Every piece of this was touched by AI: Kotlin code written and iterated with Claude Code, content generation powered by Gemini, dependency upgrades handled by GitHub Dependabot surfacing and drafting the PRs, infrastructure changes suggested and reviewed with Claude Code reading the Terraform. I didn’t expect the stack to feel this collaborative with tooling. I expected to do most of the thinking and have AI do boilerplate. What actually happened is that the AI handled problems I would have avoided starting because they were too tedious, which expanded the scope of what I was willing to attempt.
The result is that a solo engineer can run a system like this in production with serious AI workloads and stay under two hours of maintenance a month. That would have seemed implausible to me in early 2025. It’s just how I build now.
Is It Worth It?
The project is young. It’s not generating meaningful revenue. Traffic is growing slowly. There’s no clear path to “this pays for itself” in the near future, and I haven’t lost sleep over that because it was never the goal.

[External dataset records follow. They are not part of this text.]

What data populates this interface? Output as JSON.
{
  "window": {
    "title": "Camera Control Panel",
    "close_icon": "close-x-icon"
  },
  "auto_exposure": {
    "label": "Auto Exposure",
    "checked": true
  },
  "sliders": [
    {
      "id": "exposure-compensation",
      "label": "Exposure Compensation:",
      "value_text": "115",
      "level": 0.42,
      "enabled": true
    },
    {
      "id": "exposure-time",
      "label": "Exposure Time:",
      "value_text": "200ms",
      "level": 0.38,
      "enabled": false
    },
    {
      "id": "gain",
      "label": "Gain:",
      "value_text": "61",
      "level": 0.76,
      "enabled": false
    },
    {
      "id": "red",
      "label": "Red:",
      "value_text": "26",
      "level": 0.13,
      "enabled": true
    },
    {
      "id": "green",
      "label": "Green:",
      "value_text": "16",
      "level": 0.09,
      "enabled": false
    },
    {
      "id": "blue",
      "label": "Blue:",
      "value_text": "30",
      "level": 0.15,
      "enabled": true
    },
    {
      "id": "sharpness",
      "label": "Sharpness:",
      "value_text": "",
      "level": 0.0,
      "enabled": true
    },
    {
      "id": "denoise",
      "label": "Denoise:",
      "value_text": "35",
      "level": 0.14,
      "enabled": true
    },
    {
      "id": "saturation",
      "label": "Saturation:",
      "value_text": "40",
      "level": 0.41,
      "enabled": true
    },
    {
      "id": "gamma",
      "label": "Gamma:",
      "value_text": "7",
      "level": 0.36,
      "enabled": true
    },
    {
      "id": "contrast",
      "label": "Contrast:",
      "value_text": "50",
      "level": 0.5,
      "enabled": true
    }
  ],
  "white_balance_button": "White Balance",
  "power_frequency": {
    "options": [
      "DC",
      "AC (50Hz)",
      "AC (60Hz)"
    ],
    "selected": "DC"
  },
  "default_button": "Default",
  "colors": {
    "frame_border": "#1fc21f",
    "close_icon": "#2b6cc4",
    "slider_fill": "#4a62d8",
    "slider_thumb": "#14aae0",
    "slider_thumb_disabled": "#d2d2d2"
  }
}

What I got instead: a system running in production that processes real financial data, uses real AI infrastructure, fails in real ways and recovers from them. Experience trying ideas I never had permission to try inside a company. A forcing function that made me learn Terraform deeply, think hard about cost architecture, and figure out how to make a pipeline genuinely self-managing.
The project will keep running. The pipeline is self-driving enough that I can focus on improvements when I feel like it and ignore it when I don’t. AI is powering both the product and the development — when I come back to it to build something new, the tooling picks up where it left off.
That feedback loop — build, ship, let it run, come back with AI assistance and improve it — feels like a different model of side project ownership than I’ve experienced before. I think I’ll be doing this for a long time.